Apesar de várias entidades governamentais norte-americanas estarem já a utilizar o novo modelo de inteligência artificial da Anthropic para detetar vulnerabilidades, a agência central de coordenação de segurança digital do país parece ter ficado de fora. Segundo avança o Axios, a Cybersecurity and Infrastructure Security Agency (CISA) ainda não tem acesso ao Mythos Preview, uma ferramenta que a própria Anthropic descreve como fundamental para encontrar e corrigir falhas de segurança críticas.
Enquanto a CISA permanece à margem, outras agências como o Departamento de Comércio e a NSA já estarão a tirar partido desta tecnologia. A administração de Donald Trump tem estado a negociar um acesso mais alargado a estas capacidades, mas a agência responsável por proteger infraestruturas vitais e coordenar a resposta a ataques informáticos a nível nacional parece não ter sido priorizada nesta fase inicial.
Impacto na segurança digital e cortes orçamentais
A ausência de acesso ao Claude Mythos Preview por parte da CISA levanta preocupações sobre a eficácia das operações de defesa digital dos EUA. Esta agência, que faz parte do Departamento de Segurança Interna (DHS), tem como missão apoiar funcionários locais na gestão de redes públicas e serviços essenciais, mantendo-os informados sobre possíveis falhas no sistema.
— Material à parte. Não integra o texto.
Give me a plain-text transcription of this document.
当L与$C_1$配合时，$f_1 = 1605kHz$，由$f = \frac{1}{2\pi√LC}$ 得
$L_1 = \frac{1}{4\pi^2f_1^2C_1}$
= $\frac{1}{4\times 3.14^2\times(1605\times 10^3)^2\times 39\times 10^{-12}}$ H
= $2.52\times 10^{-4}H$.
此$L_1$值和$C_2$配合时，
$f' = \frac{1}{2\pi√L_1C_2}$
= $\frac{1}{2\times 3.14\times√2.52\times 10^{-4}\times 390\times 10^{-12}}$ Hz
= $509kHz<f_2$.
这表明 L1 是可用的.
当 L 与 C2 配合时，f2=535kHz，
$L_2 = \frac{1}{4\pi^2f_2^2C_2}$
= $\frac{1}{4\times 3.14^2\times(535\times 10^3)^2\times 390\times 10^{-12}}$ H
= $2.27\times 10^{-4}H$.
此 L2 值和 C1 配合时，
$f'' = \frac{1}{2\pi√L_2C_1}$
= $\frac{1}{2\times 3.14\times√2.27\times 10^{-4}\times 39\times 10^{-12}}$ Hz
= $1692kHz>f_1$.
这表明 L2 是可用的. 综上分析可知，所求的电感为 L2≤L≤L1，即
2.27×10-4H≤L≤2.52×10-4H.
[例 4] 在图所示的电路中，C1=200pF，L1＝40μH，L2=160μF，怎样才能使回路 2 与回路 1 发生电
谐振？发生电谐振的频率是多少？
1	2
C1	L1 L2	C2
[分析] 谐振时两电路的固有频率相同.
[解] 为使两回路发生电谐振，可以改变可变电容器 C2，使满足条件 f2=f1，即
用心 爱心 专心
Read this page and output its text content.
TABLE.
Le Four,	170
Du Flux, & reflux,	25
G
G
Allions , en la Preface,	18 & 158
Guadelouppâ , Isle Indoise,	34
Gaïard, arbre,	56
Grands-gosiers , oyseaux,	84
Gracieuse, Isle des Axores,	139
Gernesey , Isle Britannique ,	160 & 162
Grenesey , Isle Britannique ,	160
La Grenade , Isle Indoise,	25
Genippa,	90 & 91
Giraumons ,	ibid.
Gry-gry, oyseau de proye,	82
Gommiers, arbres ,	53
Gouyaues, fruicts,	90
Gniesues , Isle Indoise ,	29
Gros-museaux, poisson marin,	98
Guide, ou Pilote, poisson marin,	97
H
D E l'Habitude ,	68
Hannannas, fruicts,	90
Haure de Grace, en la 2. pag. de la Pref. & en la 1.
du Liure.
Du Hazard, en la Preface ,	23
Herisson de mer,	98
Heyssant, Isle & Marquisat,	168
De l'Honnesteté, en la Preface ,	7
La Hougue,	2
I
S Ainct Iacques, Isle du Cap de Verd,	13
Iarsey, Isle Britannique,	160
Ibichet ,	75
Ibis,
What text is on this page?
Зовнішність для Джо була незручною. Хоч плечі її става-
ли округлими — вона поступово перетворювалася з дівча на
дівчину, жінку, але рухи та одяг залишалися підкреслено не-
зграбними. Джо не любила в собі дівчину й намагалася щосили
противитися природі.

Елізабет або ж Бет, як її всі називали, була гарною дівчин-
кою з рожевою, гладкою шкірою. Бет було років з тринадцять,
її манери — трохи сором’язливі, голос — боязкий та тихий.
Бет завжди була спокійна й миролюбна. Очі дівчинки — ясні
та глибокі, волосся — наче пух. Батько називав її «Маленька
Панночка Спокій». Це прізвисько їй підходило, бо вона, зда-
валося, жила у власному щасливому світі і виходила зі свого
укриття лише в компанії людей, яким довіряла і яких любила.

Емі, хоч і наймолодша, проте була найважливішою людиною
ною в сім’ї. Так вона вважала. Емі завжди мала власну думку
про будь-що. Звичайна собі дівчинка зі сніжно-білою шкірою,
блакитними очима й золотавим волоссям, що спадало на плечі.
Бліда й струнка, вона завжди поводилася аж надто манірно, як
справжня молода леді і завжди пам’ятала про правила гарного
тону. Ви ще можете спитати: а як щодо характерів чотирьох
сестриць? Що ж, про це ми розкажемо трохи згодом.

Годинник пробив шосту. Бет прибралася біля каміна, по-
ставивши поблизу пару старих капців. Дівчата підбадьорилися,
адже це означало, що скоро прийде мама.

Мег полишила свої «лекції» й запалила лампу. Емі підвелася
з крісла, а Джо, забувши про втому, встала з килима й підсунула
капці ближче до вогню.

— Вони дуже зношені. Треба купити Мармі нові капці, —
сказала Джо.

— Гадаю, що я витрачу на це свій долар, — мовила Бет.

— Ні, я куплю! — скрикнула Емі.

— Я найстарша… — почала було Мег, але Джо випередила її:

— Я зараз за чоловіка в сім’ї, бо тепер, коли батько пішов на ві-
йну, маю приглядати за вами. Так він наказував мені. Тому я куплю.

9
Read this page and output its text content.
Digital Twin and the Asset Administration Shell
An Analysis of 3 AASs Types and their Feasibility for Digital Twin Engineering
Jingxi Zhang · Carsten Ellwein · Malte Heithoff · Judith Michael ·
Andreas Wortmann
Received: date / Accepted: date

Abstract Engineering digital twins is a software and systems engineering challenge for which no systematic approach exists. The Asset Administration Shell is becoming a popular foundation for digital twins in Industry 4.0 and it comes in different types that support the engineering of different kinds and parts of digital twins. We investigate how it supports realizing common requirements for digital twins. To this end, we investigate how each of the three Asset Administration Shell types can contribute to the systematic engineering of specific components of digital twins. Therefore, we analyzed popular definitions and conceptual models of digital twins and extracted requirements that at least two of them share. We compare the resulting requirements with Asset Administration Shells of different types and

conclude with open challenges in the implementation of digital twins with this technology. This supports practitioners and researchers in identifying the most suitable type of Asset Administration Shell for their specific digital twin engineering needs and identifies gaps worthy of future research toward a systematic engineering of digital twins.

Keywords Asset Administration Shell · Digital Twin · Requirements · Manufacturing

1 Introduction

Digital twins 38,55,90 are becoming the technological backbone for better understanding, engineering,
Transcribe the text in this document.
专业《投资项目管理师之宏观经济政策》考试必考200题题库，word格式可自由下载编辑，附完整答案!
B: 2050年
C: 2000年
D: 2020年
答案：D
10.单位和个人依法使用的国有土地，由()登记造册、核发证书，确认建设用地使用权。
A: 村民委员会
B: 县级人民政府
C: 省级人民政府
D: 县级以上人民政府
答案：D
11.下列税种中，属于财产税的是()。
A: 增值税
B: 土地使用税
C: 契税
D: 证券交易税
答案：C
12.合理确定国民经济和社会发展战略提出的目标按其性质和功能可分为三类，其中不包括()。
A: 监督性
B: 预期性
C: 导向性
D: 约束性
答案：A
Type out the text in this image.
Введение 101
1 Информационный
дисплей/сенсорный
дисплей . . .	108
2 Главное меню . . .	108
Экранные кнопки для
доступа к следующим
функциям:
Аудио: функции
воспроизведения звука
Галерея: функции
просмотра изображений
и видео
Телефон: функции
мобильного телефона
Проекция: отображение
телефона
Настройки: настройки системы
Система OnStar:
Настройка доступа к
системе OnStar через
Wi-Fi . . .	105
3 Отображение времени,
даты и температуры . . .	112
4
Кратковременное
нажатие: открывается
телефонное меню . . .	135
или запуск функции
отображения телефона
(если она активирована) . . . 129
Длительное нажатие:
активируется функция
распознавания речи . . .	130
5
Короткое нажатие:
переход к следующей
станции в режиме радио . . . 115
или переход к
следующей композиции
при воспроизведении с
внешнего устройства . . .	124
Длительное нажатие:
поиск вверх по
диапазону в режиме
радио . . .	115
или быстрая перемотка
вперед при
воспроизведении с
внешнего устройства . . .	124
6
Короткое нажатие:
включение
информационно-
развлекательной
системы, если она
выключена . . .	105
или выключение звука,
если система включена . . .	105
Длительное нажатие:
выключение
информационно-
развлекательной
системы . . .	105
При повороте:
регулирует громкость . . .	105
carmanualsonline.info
Contudo, a falta de ferramentas de ponta pode colocar em risco a segurança de dados sensíveis.
Este cenário surge num momento de pressão para a CISA, que tem enfrentado cortes significativos no seu orçamento e na sua força de trabalho. Com a implementação de medidas de redução de custos por parte do Departamento de Eficiência Governamental, muitos especialistas abandonaram a agência e outros foram reafetados a prioridades relacionadas com a imigração. O diretor em exercício já alertou o Congresso para a limitação de recursos na deteção de intrusões, especialmente num período em que a administração procura reduzir ainda mais o financiamento da entidade.
O potencial do Mythos Preview na defesa cibernética
A Anthropic afirma que o seu novo modelo já conseguiu identificar falhas de segurança em quase todos os principais sistemas operativos e browsers. A empresa está a conceder acesso restrito à ferramenta para permitir que instituições chave ganhem vantagem na preparação das suas defesas contra ciberataques. No entanto, por agora, a CISA não parece ter essa oportunidade, apesar de ser a agência com a responsabilidade direta de proteger as infraestruturas críticas do país.
A situação é agravada pelo histórico de tensões políticas em torno da agência. Durante o primeiro mandato de Donald Trump, a CISA foi alvo de críticas após classificar as eleições de 2020 como as mais seguras da história americana, o que levou à demissão do seu então líder. Agora, com o regresso do presidente à Casa Branca, as decisões tomadas sobre o orçamento e o acesso a novas tecnologias de IA sugerem que o papel da agência na coordenação central da cibersegurança poderá continuar a ser limitado.